De gemeenschapsruimte, genaamd de huiskamer, potten met plastic planten op de vensterbanken en in het midden. Daar strompelen we binnen als in het kabinet van Jheronimus Bosch. De creatuursels aan de verschillende tafels hebben vissenkoppen en hondenstaarten, bestaan uit slechts een hoofd op kippenpoten, zwengelen met armen en handen als boomtakken bij stormachtige weersgesteldheid. Ik ben van alle cliënten alhier de enige normale. blz. 143
Het bovenstaande fragment uit Jeroen Brouwers’ roman Cliënt E.Busken, 2020 is wellicht de sleutel tot de sur-realistische wereld van home Madeleine, een psychiatrische instelling, waarin de heer Busken, na een gemene val, is tercht gekomen. Hij gruwt van de instelling, haar cliënten en haar personeel. Zijn vernietigende observaties en satirische commentaren houdt hij echter voor zich. Hij houdt zich doofstom, staart alleen maar wat voor zich uit, ziet regelmatig alles in een blauwe zweem, zakt weg in flarden verleden – voor de ‘chiater’ van dienst ‘gedachtetjes’ – of fantasieën, ervaart zijn mentale en lichamelijke aftakeling als onomkeerbaar en beseft ‘Ik ben eenzaam. Ik kom hier niet meer weg’. Kortom home Madeleine betekent voor de heer Busken de deprivatie van alles wat hem lief was en is, tot de laatste sigaret toe.
Er gebeurt dus eigenlijk niets in deze roman. Je krijgt een oneindige aaneenschakeling van absurde, betuttelende, soms hilarische zich herhalende situaties waarin een intelligente en grotendeels ook bewuste persoon tegen zijn zin wordt neergepoot, vastgesnoerd in een rolstoel.
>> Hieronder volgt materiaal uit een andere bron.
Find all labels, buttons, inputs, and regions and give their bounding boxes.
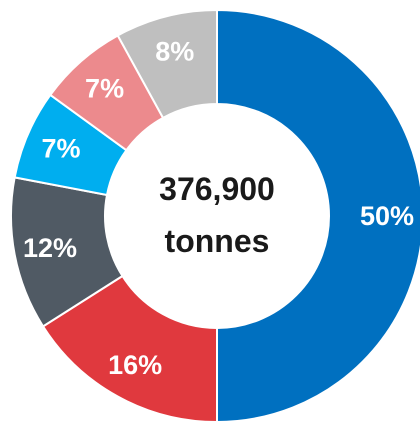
slice-label-5: 7%: [85, 73, 124, 103]
donut-slice-2: [41, 274, 218, 423]
slice-label-3: 12%: [23, 233, 77, 263]
slice-label-6: 8%: [155, 36, 194, 66]
labels-layer: 50% 16% 12% 7%7% 8%: [23, 36, 414, 380]
slice-label-1: 50%: [360, 201, 414, 231]
slice-label-4: 7%: [41, 133, 80, 163]
center-label: 376,900 tonnes: [159, 171, 275, 259]
center-label-value: 376,900: [159, 171, 275, 207]
slices-layer: [10, 8, 420, 423]
center-label-unit: tonnes: [165, 223, 270, 259]
donut-slice-6: [116, 8, 218, 120]
donut-slice-1: [216, 8, 420, 423]
slice-label-2: 16%: [108, 350, 162, 380]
Wat maakt de roman dan zo buitengewoon? Ik laat Christoph Vekeman even aan het woord:
Maar schrijven kan hij, en dat weet hij, ondanks het feit dat woorden hem ‘als parelkralen die van een snoer glijden’ een na een beginnen ‘te ontvallen wegens vergetelijkheid’, zelf natuurlijk ook wel: ‘In gedachten vijftig jaar jonger rijs ik op uit de door leeuwenpootjes geschraagde porseleinen badkuip, waarin zij, mijn vurig beminde, onder de gouden kranen in het roze schuim blijft liggen, met een verrukte glimlach nahijgend van wat ik haar in het water heb mogen bezorgen, te weten een orgasme waarbij ik, gromde ze, haar keel moest dichtknijpen en ik met mijn duimen de adem en het geluid uit haar weke hals drukte, mijn penis van staal voorwaarts en voorwaarts stampend in de warmte van haar ingewand, warmer dan het badwater, dat door ons gespartel in brede golven over de rand sloeg. Een mooie volzin is nooit weg.’ Een mooi neologisme ook niet, trouwens, zoals – ditmaal onder véél meer – ‘ivoorblote armen’, ‘biljartstrakke gazons’, ‘nicotinesprieten’, ‘voetstempels’ en ‘zitgleuf’ mogen aantonen.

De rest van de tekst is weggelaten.